The Blue&White negotiations team sent a message to its Likud counterparts saying they have no intention of conducting any further meetings in view of the fact that these meetings have not made any real progress, Reshet Bet radio reported Tuesday morning.
For now, the Blue&White team has decided to cut off its contact with the Likud as long as they do not accept the principle that party chairman Benny Gantz would serve first as prime minister in a broad rotation government.
In conversations so far, Blue&White has offered to enact a special law stipulating that Benjamin Netanyahu would first serve as deputy prime minister—with the same status as prime minister—in an attempt to persuade him to agree to be second in a rotation government. This is so that he would not be required to resign from his position in the Cabinet and the Knesset to face the criminal indictments against him in court.

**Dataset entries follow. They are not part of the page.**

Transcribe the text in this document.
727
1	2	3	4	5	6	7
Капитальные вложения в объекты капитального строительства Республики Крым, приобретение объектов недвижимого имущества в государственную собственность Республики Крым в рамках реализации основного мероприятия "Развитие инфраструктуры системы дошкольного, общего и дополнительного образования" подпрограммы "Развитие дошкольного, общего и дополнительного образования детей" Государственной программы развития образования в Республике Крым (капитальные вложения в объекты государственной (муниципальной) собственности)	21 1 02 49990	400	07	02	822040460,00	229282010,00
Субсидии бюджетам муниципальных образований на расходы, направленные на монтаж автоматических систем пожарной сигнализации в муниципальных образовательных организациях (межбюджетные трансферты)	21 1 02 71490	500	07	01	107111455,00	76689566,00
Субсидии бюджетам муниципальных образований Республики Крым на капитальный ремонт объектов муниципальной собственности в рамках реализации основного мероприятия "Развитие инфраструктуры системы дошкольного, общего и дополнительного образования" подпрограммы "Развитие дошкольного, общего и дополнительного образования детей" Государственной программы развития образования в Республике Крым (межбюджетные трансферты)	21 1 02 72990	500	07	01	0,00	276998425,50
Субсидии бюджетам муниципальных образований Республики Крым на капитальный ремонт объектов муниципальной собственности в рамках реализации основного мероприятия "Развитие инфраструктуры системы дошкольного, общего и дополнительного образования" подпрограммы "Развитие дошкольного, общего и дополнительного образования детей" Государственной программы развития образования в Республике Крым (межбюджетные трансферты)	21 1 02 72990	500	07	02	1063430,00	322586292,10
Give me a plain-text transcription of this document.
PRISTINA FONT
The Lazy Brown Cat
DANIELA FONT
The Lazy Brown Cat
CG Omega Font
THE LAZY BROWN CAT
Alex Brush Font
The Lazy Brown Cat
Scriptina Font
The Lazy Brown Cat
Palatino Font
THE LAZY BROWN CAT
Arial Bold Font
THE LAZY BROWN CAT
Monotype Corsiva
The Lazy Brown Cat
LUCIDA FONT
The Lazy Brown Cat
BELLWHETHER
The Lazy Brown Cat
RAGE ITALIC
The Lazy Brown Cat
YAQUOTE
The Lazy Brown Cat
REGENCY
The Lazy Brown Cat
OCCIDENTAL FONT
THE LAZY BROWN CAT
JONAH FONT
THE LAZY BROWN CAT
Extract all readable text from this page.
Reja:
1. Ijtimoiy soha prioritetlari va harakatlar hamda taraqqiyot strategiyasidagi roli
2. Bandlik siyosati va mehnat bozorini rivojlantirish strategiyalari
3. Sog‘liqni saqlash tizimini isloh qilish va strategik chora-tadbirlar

Meanwhile, according to Attorney General Avichai Mandelblit, Netanyahu must decide within 30 days, starting yesterday, whether to ask the Knesset for immunity from prosecution. It is likely the PM would reach a decision only at the end of this period, based on whether or not the country would go for a third election in one year.
At present, there is no majority in the Knesset for a request from Netanyahu for immunity, seeing as all the opposition parties, as well as Avigdor Liberman’s Israel Beiteinu, oppose it. Of course, should Netanyahu submit such a request, the issue of his desire for immunity from justice would take center stage in every party’s election campaign, including those on the right (who would promise their voters to save Bibi’s hide).
The Knesset Committee would be in charge of recommending to the Knesset whether or not to grant Netanyahu his immunity. But there hasn’t been a Knesset Committee in existence since the 20th Knesset (we’re currently holding by the 22nd Knesset, facing a possible 23rd).
The decision whether or not to establish a Knesset Committee is vested in the Regulating Committee, which is headed by former General Secretary of the Histadrut labor union and Blue&White stalwart MK Avi Nissenkorn. So that even the decision on appointing a committee that would certainly reject a Netanyahu request for immunity is in the hands of the PM’s enemies.
It’s going to be a long and chilly winter for the Likud leader – assuming he remains Likud leader, which is another story.